Low “hemoglobin and hematocrit” and high “reticulocyte count and LDH” were associated with significantly lower level of vitamin D in other studies [27-29]. A recent study showed a positive correlation between hemoglobin concentration and vitamin D level where 1g/L hemoglobin increase was associated with 0.4 nmol/L increase of serum vitamin D level [30]; however, others showed nonsignificant correlation between vitamin D level and hemoglobin, hematocrit, reticulocyte count, or AST level [5, 19, 31].

We have noticed that, throughout the year prior to enrollment, SCD patients with VDD had significantly higher incidences of VOC, blood transfusions, hospital or emergency room visits, and recurrent infections as compared to those with normal vitamin D level.

Vasoocclusive crisis is the hallmark of SCD and the main cause of healthcare utilization. Our study along with other studies [8, 32] provided evidence that painful episodes in SCD correlate positively with VDD, the mechanism of which is still unclear, but a recent study associates lower vitamin D level to increased expression of SLC6A5 gene which encodes for a neuronal pain pathway protein called glycine tranporter-2 which may have a direct effect on the nervous system.
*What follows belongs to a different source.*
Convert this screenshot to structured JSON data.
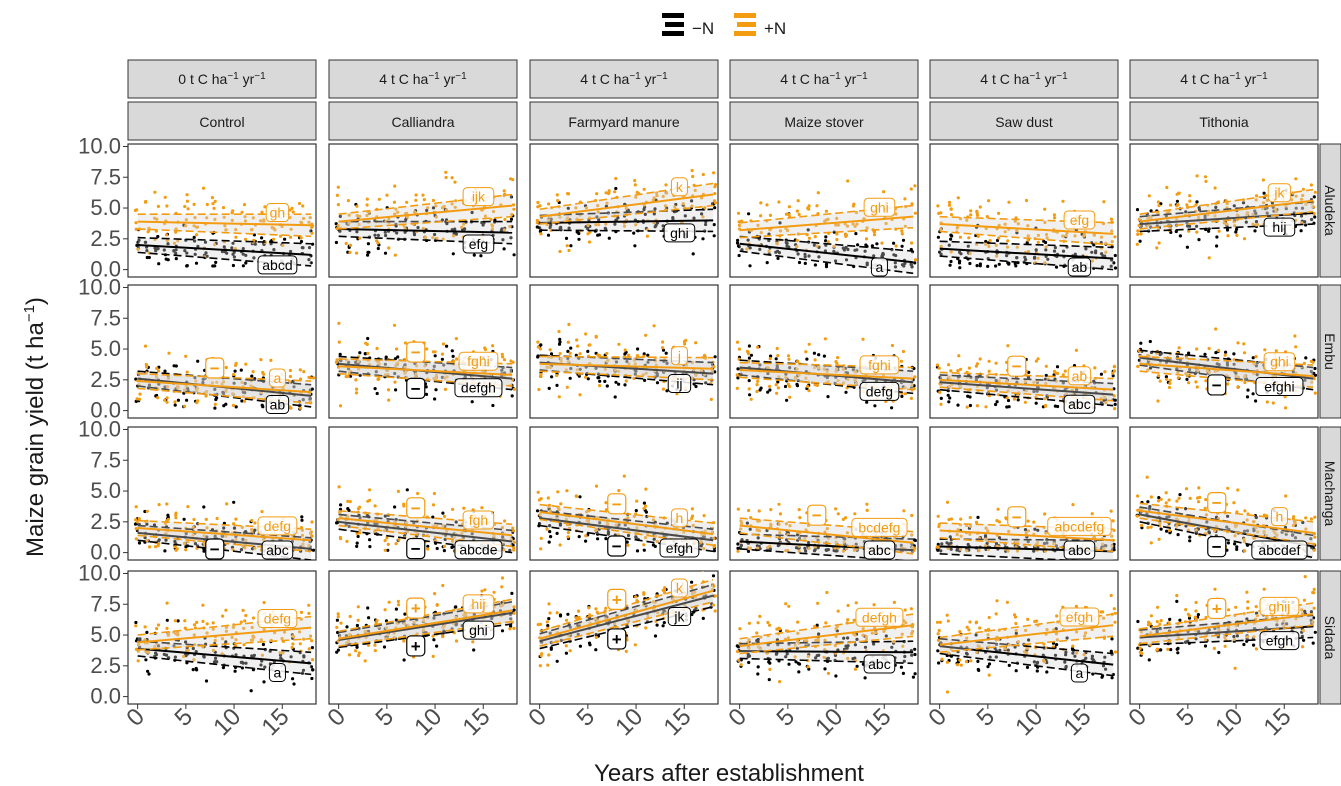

Impaired bone health may also contribute to these painful episodes [32, 33]; Osunkwo and colleagues also proved that proper vitamin D therapy could reduce the number of painful days and improve quality of life [12]. Though others failed to detect any association between VDD and the number of painful episode, this could be explained by the high incidence (96.4%) of VDD among the studied sample [34].

The role of vitamin D in both innate and acquired immunity has been well established; vitamin D activated at extrarenal sites supports innate immunity by stimulating the expression of Cathelicidin, “member of a group of antimicrobial peptide called Defensins”, which is usually suppressed by pathogens [11]. Vitamin D also exhibits a pivotal role in both cell mediated and humoral immune responses by modulating the proliferation of T lymphocytes and regulating cytokines production and also through downregulation of B lymphocyte proliferation, antibodies production, and cell switching to plasma or memory cell [35, 36]. In our study, we detected a significantly higher incidence of respiratory and urinary tract infections among patients with VDD. Several studies conducted in children confirmed our findings of significant association between VDD and increased risk of viral and bacterial respiratory tract infections [37-39]; Urashima and colleagues even suggest that vitamin D supplementation plays a role in prevention of seasonal influenza [40]. Other authors encounter more than 50% reduction of the respiratory illness rate on the second year of monthly vitamin D supplementation [41].

Our study has its own limitations: first, the studied sample being collected from patient attending SCD clinic at a single tertiary care hospital which may not represent all patients with SCD; second, the lack of community-based studies to detect the prevalence of VDD among the Egyptian population; lastly, the lack of proper dietary and medication history including vitamins supplementation.

5. Conclusions and Recommendations

Vitamin D deficiency is a major nutritional health problem in patients with sickle cell disease that may aggravate the disease process and increase the risk of its complications. Further prospective and interventional studies are needed to confirm the causal relationship between VDD and suspected complications and the effect and proper dose of vitamin D replacement before considering vitamin D as an adjunct therapy in SCD management; however, periodic measurement of vitamin D level should be implemented as primary care point in patients with SCD.